Office- and national-level breakdowns of fully favorable vs denial rates aren't currently published by SSA in the per-office disposition data. The judge's own breakdown is the detail we have today.
Approval rate over time
Year-over-year approval rate across Judge Greener's docket. Annual rates fluctuate with the mix of cases SSA assigns; the longer-run pattern is more informative than any single year.
Decision pattern
Over her 2 years on the bench, Judge Greener has presided over 3,322 lifetime decisions. Her approval rate shifted from 52% in 2016 to 45% in 2017. Monitoring these shifts is helpful for understanding the environment of your upcoming hearing.
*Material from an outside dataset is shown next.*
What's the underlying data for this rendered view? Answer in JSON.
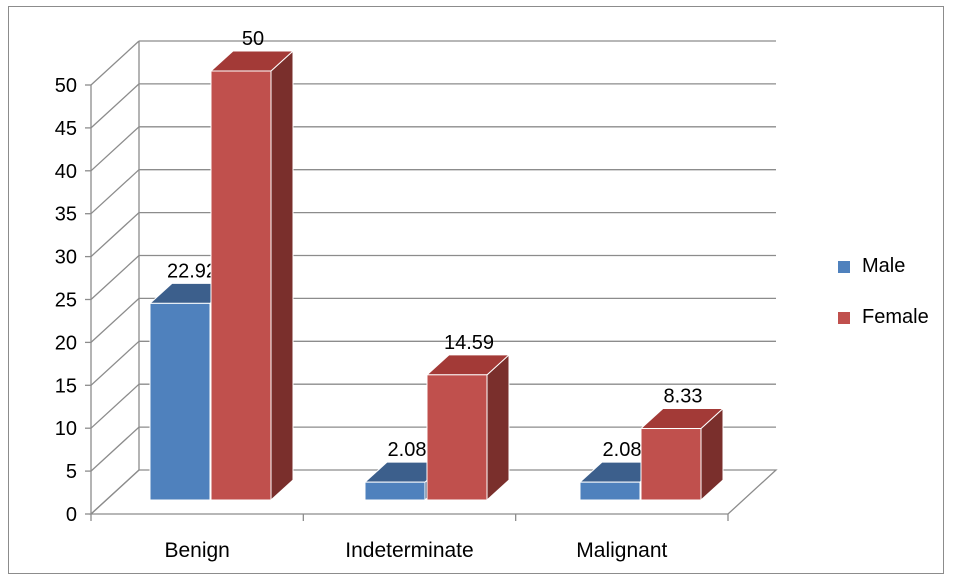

Preparing for an SSDI hearing
The guidance below applies to any SSDI hearing, not specifically to Judge Greener's bench. Judge-specific preparation guidance requires a corpus of public Appeals Council decisions involving each judge, which we haven't built yet.
- Bring a clean treating-physician record. Longitudinal primary-care or specialist notes spanning the disability period, with consistent symptom documentation, are typically the strongest evidence at hearing. A single month's records usually aren't enough.
- Don't rely on consultative exams alone. If your medical evidence is built primarily around a one-time CE finding, expect detailed questioning. Supplement with treating-source statements where possible.
- Prepare for daily-activity questions. Have honest, specific answers about a typical day. Answers that conflict with the medical record (in either direction) tend to hurt credibility.
- Expect transferable-skills probing. A vocational expert will usually testify about jobs available to someone with your limitations. Your representative should be prepared to cross-examine.
Hearing with Judge Greener? Free, confidential — see if you qualify for SSDI.
Free Benefits ReviewAbout the Syracuse hearing office
The Syracuse Hearing Office serves a broad population across New York, managing a volume of SSDI claims. With a bench of 6 judges, the office maintains a focus on processing medical and vocational evidence. You can expect a formal administrative process governed by 20 CFR Part 404. You can see the Syracuse Hearing Office page for the full ALJ roster.
Other judges at this hearing office
The SSA utilizes a workload-balancing algorithm to assign cases, meaning you cannot choose your judge. Within the Syracuse Hearing Office, the office's 6 ALJs range from 43% to 60% in their lifetime approval rates. While these variations exist, the fundamental requirements for proving disability remain consistent. For your preparation, the guidance is the same regardless of which judge you are assigned.